To the extent Defendant now offers reasons for disregarding Dr. Enge's opinion (or reasons for disregarding Dr. Villar's opinions not stated in the ALJ's decision), the Court must decline to entertain the offer. The Court "cannot affirm the decision of an agency on a ground that the agency did not invoke in making its decision." Pinto v. Massanari, 249 F.3d 840, 847 (9th Cir. 2001).

The above-described errors were not necessarily harmless. The ALJ and Defendant assert that, even accepting the limitations suggested in Dr. Villar's opinions, Plaintiff still could perform work. Such assertion is extremely dubious. For example, Dr. Villar opined that Plaintiff's impairments or treatment would cause her to be absent from work more than four days per month. Such frequent absences likely would preclude substantial gainful employment. See, e.g., Carter v. Astrue, 2008 WL 4498960 *4 (M.D. Ga. Sept. 30, 2008) (ALJ determined that a claimant's absences for more than four days per month required a finding of disability); Gresham v. Astrue, 2007 WL 3208554 *7 (S.D. Iowa Sept. 28, 2007) (vocational expert testified employers would not tolerate an employee who was absent more than four days per month).

Defendant also argues the alleged harmlessness of the ALJ's failure to mention Dr. Enge's GAF assessment. Again, the Court is unable to deem the error harmless. "A GAF of 41-50 means that the plaintiff exhibits '[s]erious symptoms (e.g., suicidal ideation, severe obsessional rituals, frequent shoplifting) or any serious impairment in social, occupational, or school functioning (e.g. no friends, unable to keep a job).'" Tagger v.
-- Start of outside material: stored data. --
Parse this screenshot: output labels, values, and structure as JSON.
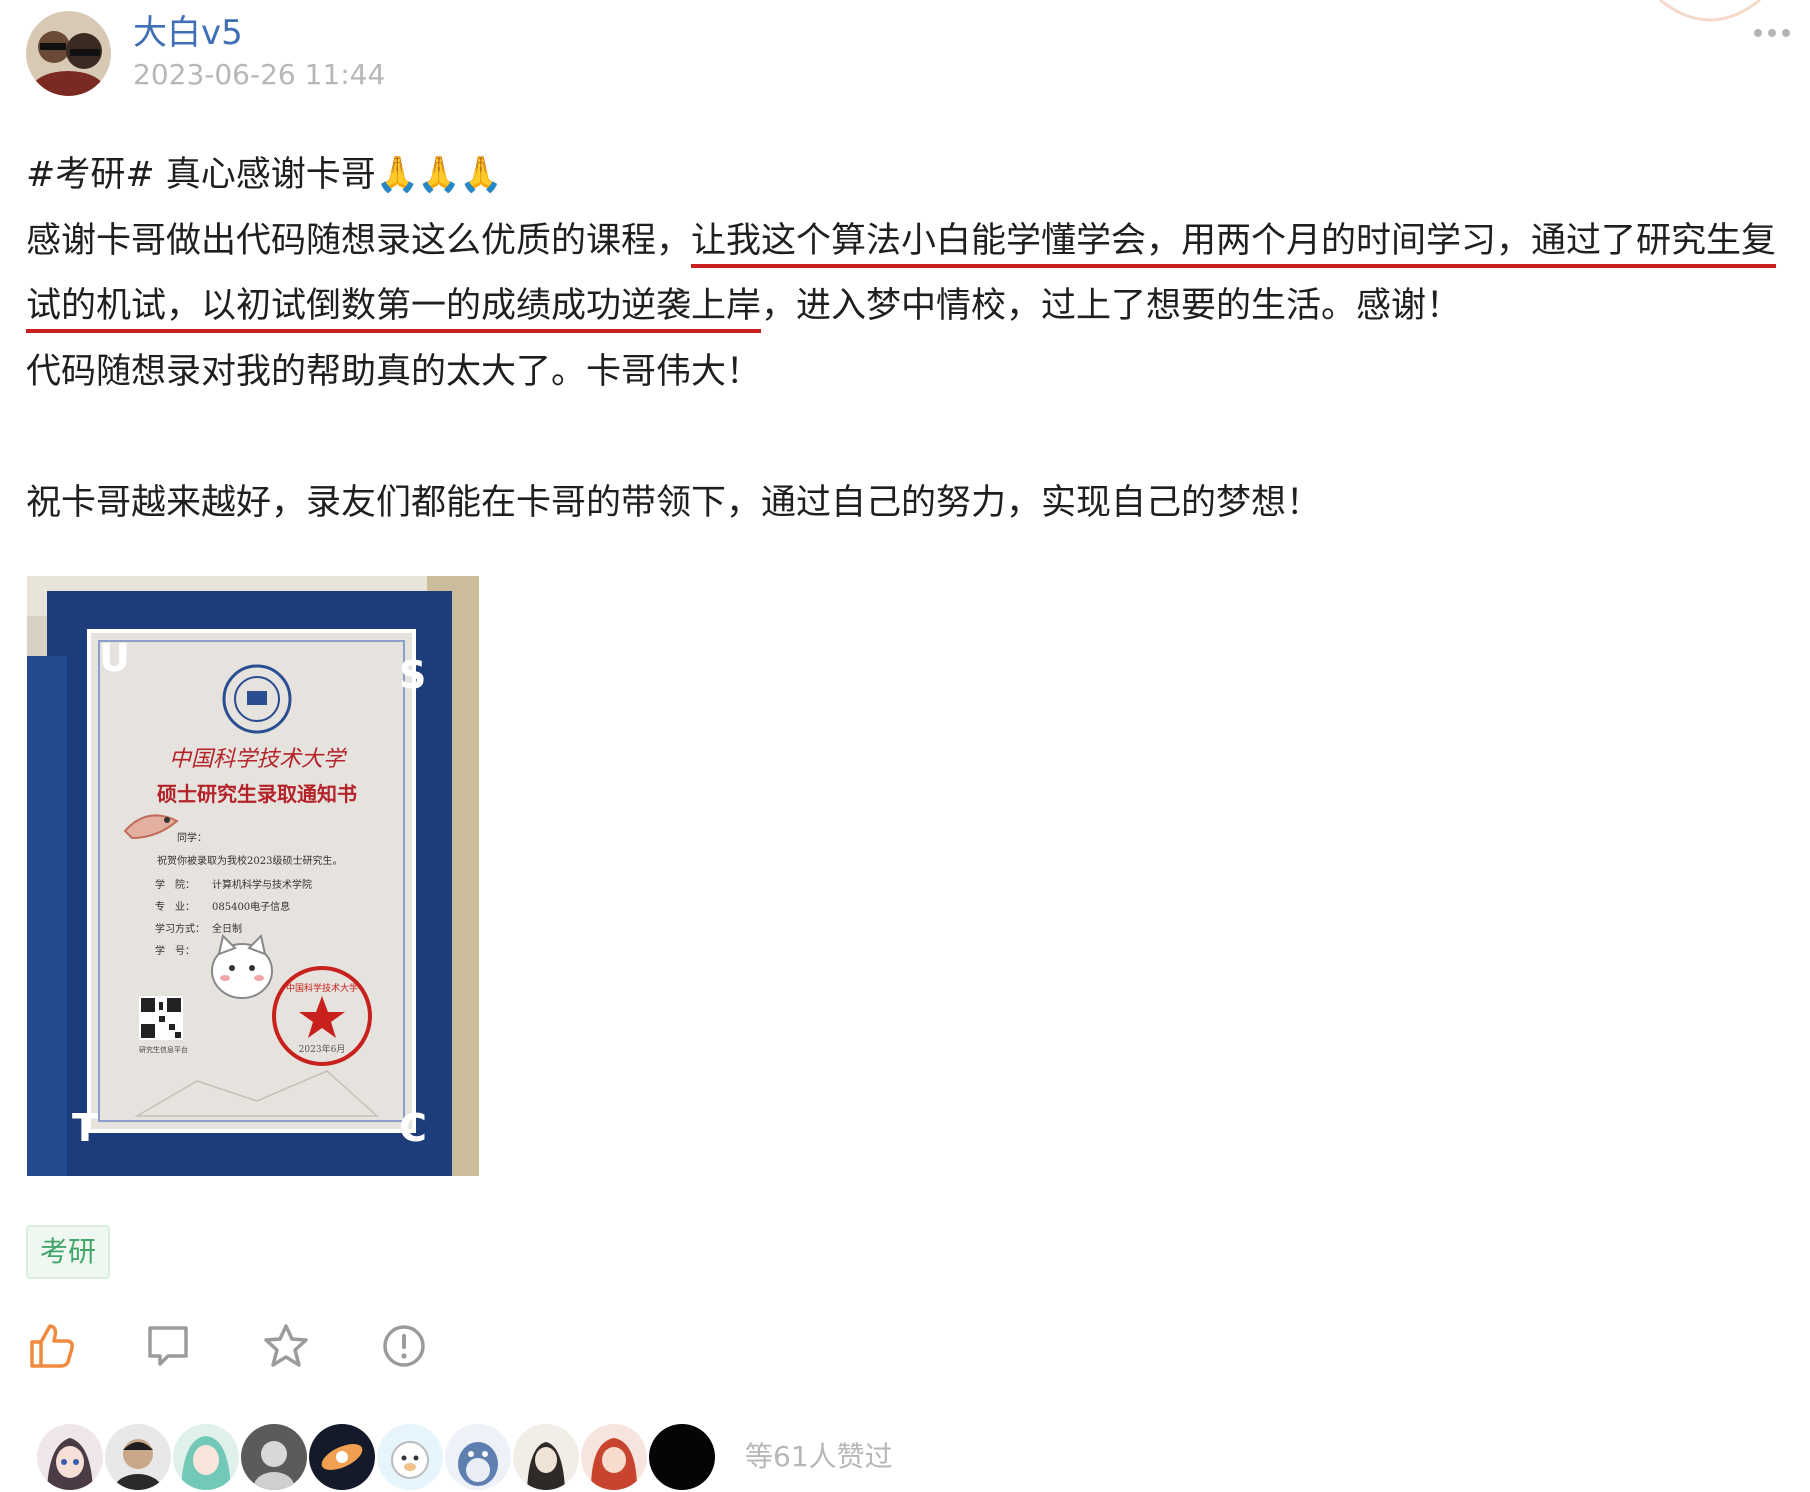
{
  "header": {
    "username": "大白v5",
    "timestamp": "2023-06-26 11:44",
    "avatar_icon": "user-avatar-icon",
    "more_icon": "more-dots-icon"
  },
  "post": {
    "title_line": "#考研# 真心感谢卡哥",
    "title_emoji": "🙏🙏🙏",
    "para1_before": "感谢卡哥做出代码随想录这么优质的课程，",
    "para1_highlight": "让我这个算法小白能学懂学会，用两个月的时间学习，通过了研究生复试的机试，以初试倒数第一的成绩成功逆袭上岸",
    "para1_after": "，进入梦中情校，过上了想要的生活。感谢！",
    "para2": "代码随想录对我的帮助真的太大了。卡哥伟大！",
    "para3": "祝卡哥越来越好，录友们都能在卡哥的带领下，通过自己的努力，实现自己的梦想！"
  },
  "image": {
    "university_name": "中国科学技术大学",
    "letter_title": "硕士研究生录取通知书",
    "greeting": "同学：",
    "body_line": "祝贺你被录取为我校2023级硕士研究生。",
    "school_label": "学　院：",
    "school_value": "计算机科学与技术学院",
    "major_label": "专　业：",
    "major_value": "085400电子信息",
    "mode_label": "学习方式：",
    "mode_value": "全日制",
    "id_label": "学　号：",
    "qr_caption": "研究生信息平台",
    "seal_text": "中国科学技术大学",
    "seal_date": "2023年6月",
    "corner_letters": [
      "U",
      "S",
      "T",
      "C"
    ]
  },
  "tag": {
    "label": "考研"
  },
  "actions": {
    "like_icon": "thumbs-up-icon",
    "comment_icon": "comment-icon",
    "favorite_icon": "star-icon",
    "report_icon": "report-icon",
    "like_color": "#f08a3e",
    "icon_color": "#9b9b9b"
  },
  "likers": {
    "count_text": "等61人赞过",
    "avatars": [
      "liker-1",
      "liker-2",
      "liker-3",
      "liker-4",
      "liker-5",
      "liker-6",
      "liker-7",
      "liker-8",
      "liker-9",
      "liker-10"
    ]
  },
  "colors": {
    "username": "#3f6fb5",
    "underline": "#c8201c",
    "tag_text": "#43a56b",
    "tag_bg": "#eef8f1",
    "muted": "#b7b7b7"
  }
}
Astrue, 536 F. Supp. 2d 1170, 1173 n.4 (C.D. Cal. 2008) (citing American Psychiatric Association, Diagnostic and Statistical Manual of Mental Disorders, 34 (4th Ed. 2000); see also Castaneda v. Apfel, 2001 WL 210175 *3 (D. Or. Jan. 18, 2001) (a GAF of 45 "is indicative of a disabling level of impairment").
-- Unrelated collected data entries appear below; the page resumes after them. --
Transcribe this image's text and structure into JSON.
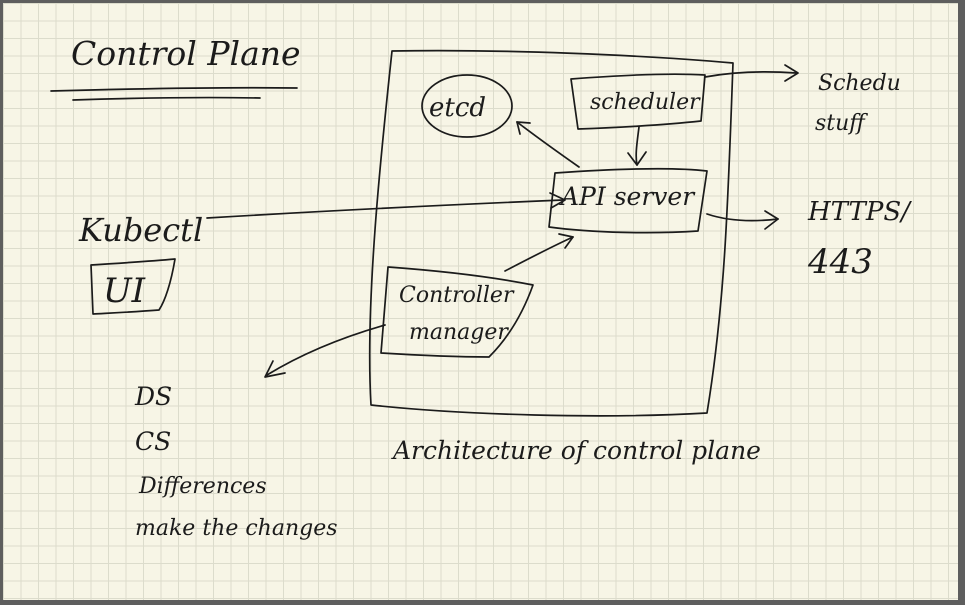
{
  "heading": "Control Plane",
  "components": {
    "etcd": "etcd",
    "scheduler": "scheduler",
    "api_server": "API server",
    "controller_line1": "Controller",
    "controller_line2": "manager",
    "kubectl": "Kubectl",
    "ui": "UI"
  },
  "annotations": {
    "scheduler_line1": "Schedu",
    "scheduler_line2": "stuff",
    "https_line1": "HTTPS/",
    "https_line2": "443",
    "caption": "Architecture of control plane"
  },
  "notes": [
    "DS",
    "CS",
    "Differences",
    "make the changes"
  ]
}
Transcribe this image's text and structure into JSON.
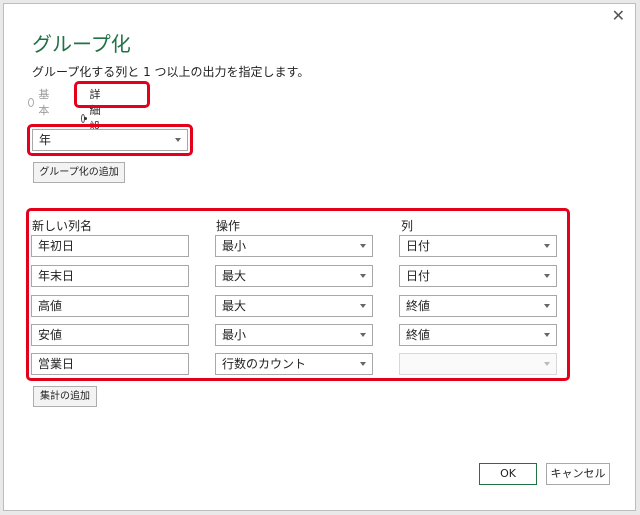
{
  "dialog": {
    "title": "グループ化",
    "subtitle": "グループ化する列と 1 つ以上の出力を指定します。",
    "close_label": "✕"
  },
  "mode": {
    "basic_label": "基本",
    "advanced_label": "詳細設定",
    "selected": "advanced"
  },
  "group_by": {
    "value": "年",
    "add_button_label": "グループ化の追加"
  },
  "aggregations": {
    "headers": {
      "name": "新しい列名",
      "operation": "操作",
      "column": "列"
    },
    "rows": [
      {
        "name": "年初日",
        "operation": "最小",
        "column": "日付"
      },
      {
        "name": "年末日",
        "operation": "最大",
        "column": "日付"
      },
      {
        "name": "高値",
        "operation": "最大",
        "column": "終値"
      },
      {
        "name": "安値",
        "operation": "最小",
        "column": "終値"
      },
      {
        "name": "営業日",
        "operation": "行数のカウント",
        "column": ""
      }
    ],
    "add_button_label": "集計の追加"
  },
  "footer": {
    "ok_label": "OK",
    "cancel_label": "キャンセル"
  },
  "colors": {
    "highlight": "#e4001b",
    "accent": "#217346"
  }
}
When a court reverses an administrative determination, "the proper course, except in rare circumstances, is to remand to the agency for additional investigation or explanation." INS v. Ventura, 537 U.S. 12, 16 (2002) (citations and quotations omitted). Remand is proper where, as here, additional administrative proceedings could remedy the defects in the decision. McAllister v. Sullivan, 888 F.2d 599, 603 (9th Cir. 1989); see generally Kail v. Heckler, 722 F.2d 1496, 1497 (9th Cir. 1984).
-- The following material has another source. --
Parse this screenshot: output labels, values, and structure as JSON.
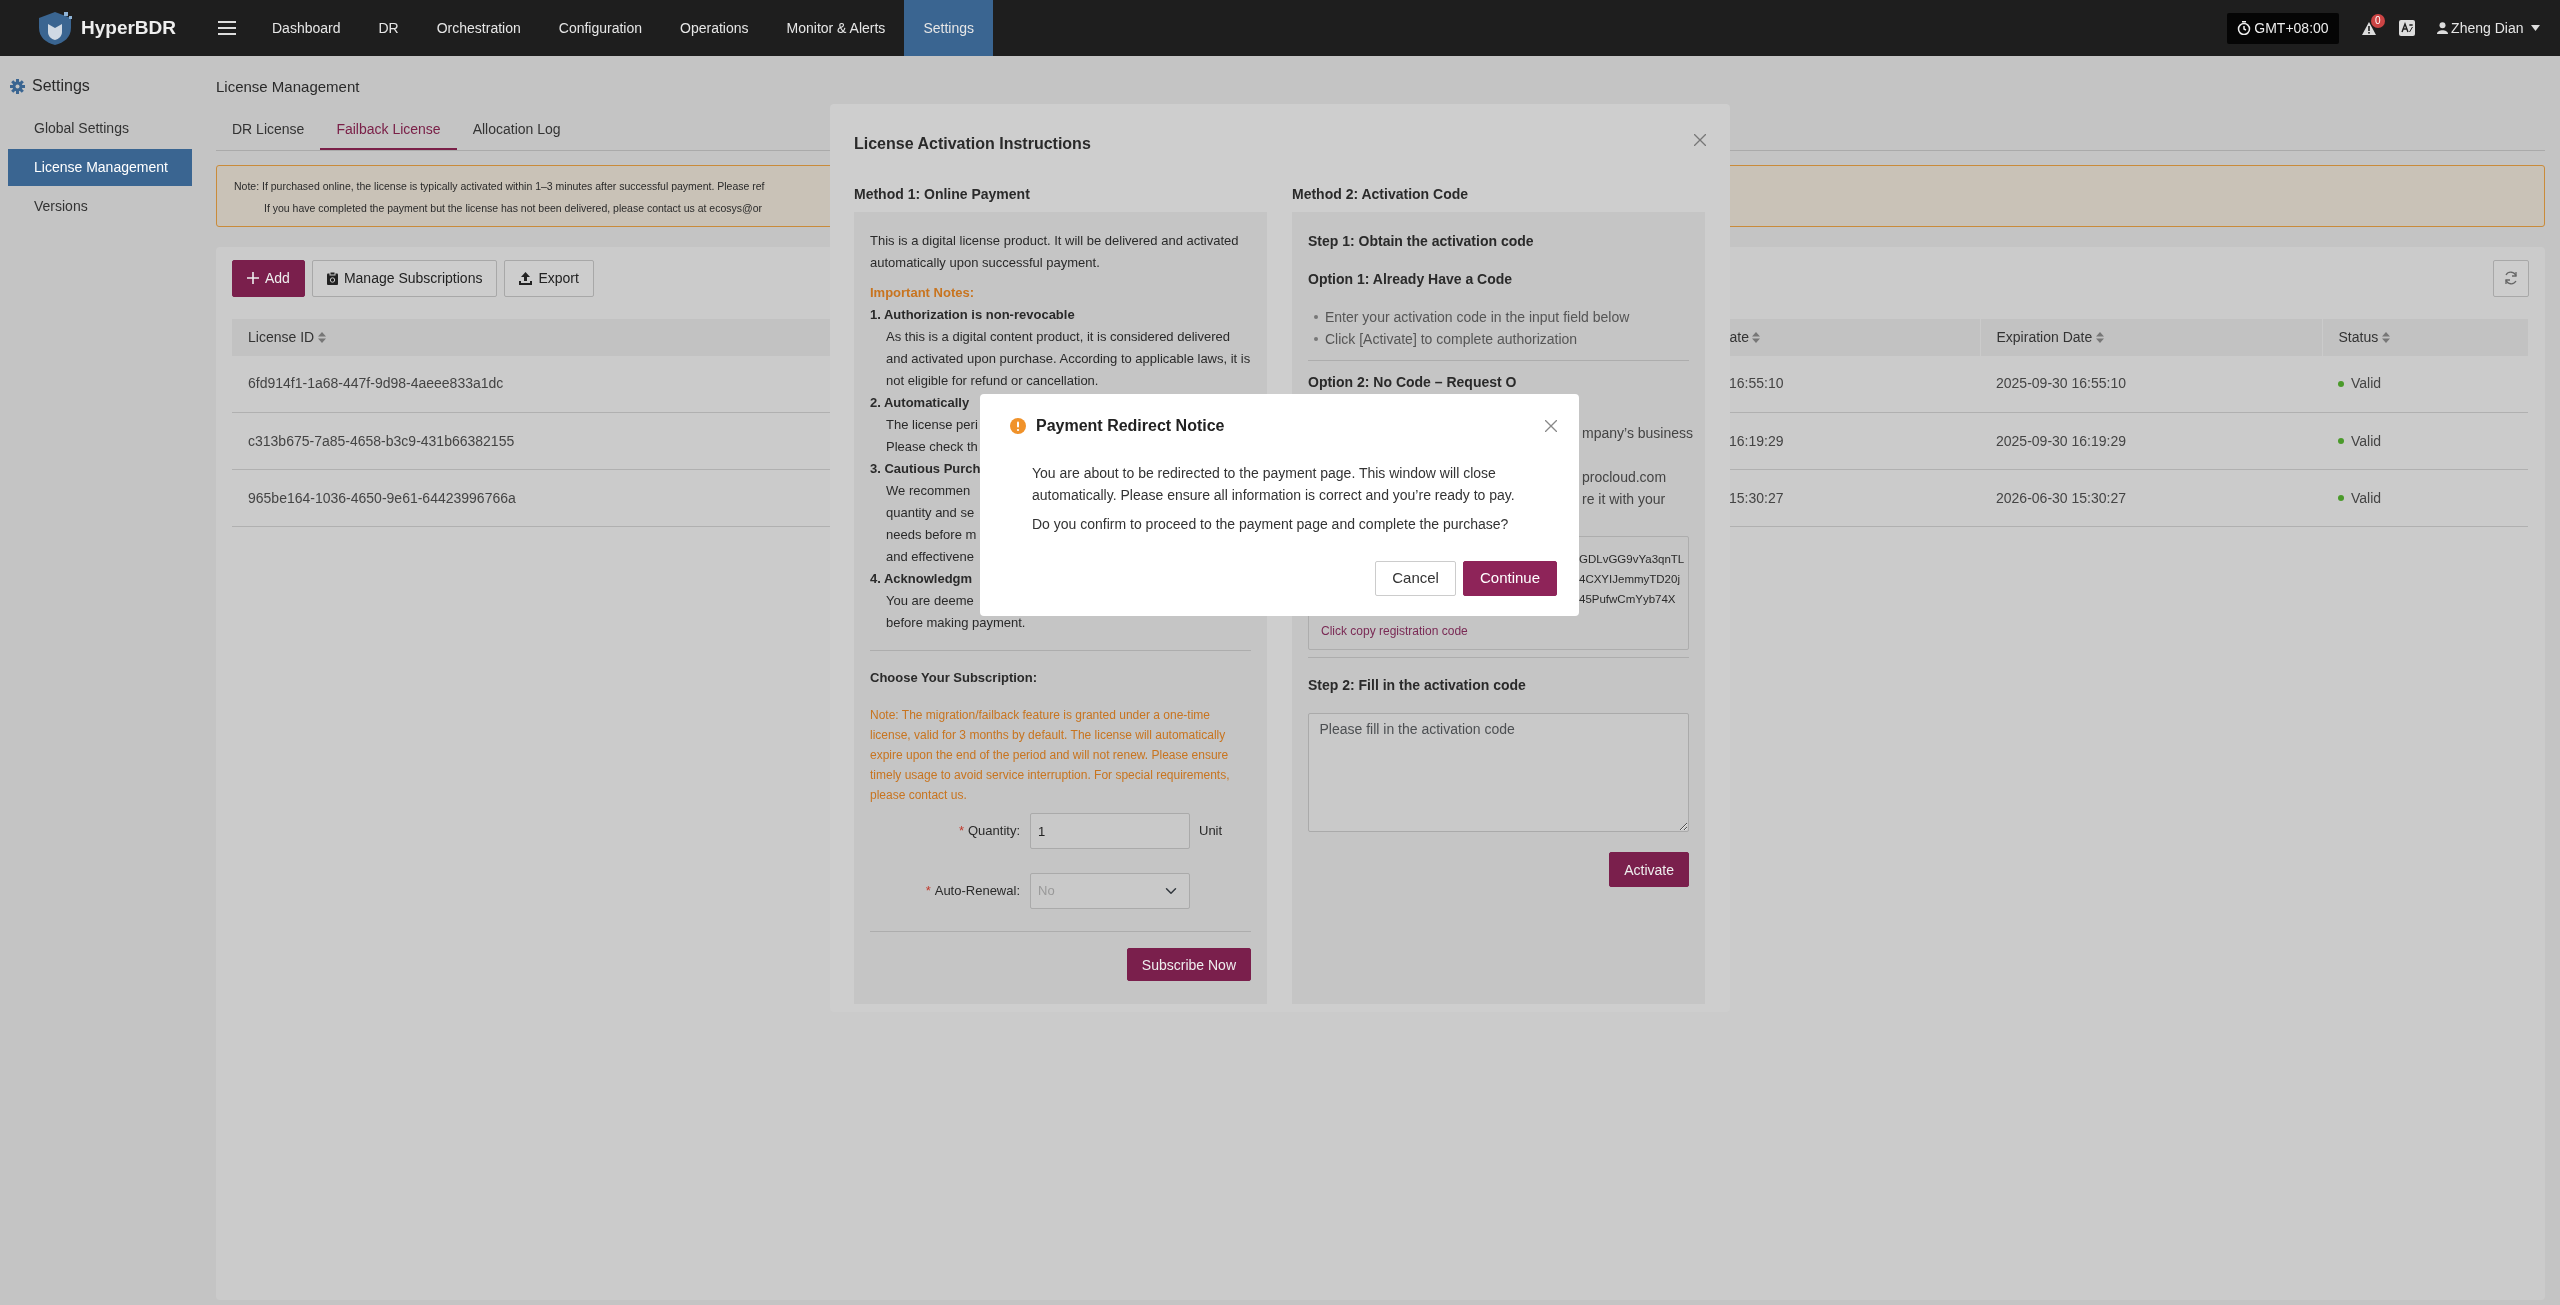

The Ninth Circuit's decision in Harman v. Apfel, 211 F.3d 1172 (9th Cir.), cert. denied, 531 U.S. 1038 (2000) ("Harman") does not compel a reversal rather than a remand of the present case. In Harman, the Ninth Circuit stated that improperly rejected medical opinion evidence should be credited and an immediate award of benefits directed where "(1) the ALJ has failed to provide legally sufficient reasons for rejecting such evidence, (2) there are no outstanding issues that must be resolved before a determination of disability can be made, and (3) it is clear from the record that the ALJ would be required to find the claimant disabled were such evidence credited." Harman at 1178 (citations and quotations omitted). Assuming, arguendo, the Harman holding survives the Supreme Court's decision in INS v. Ventura, 537 U.S. 12, 16 (2002),*fn2 the Harman holding does not direct reversal of the present case. Here, the Administration must recontact treating physicians concerning "outstanding issues that must be resolved before a determination of disability can be made." Further, it is not clear from the record that the ALJ would be required to find Plaintiff disabled for the entire claimed period of disability were the opinions of the treating physicians credited.

CONCLUSION

For all of the foregoing reasons,*fn3 Plaintiff's and Defendant's motions for summary judgment are denied and this matter is remanded for further administrative action consistent with this Opinion.

LET JUDGMENT BE ENTERED ACCORDINGLY.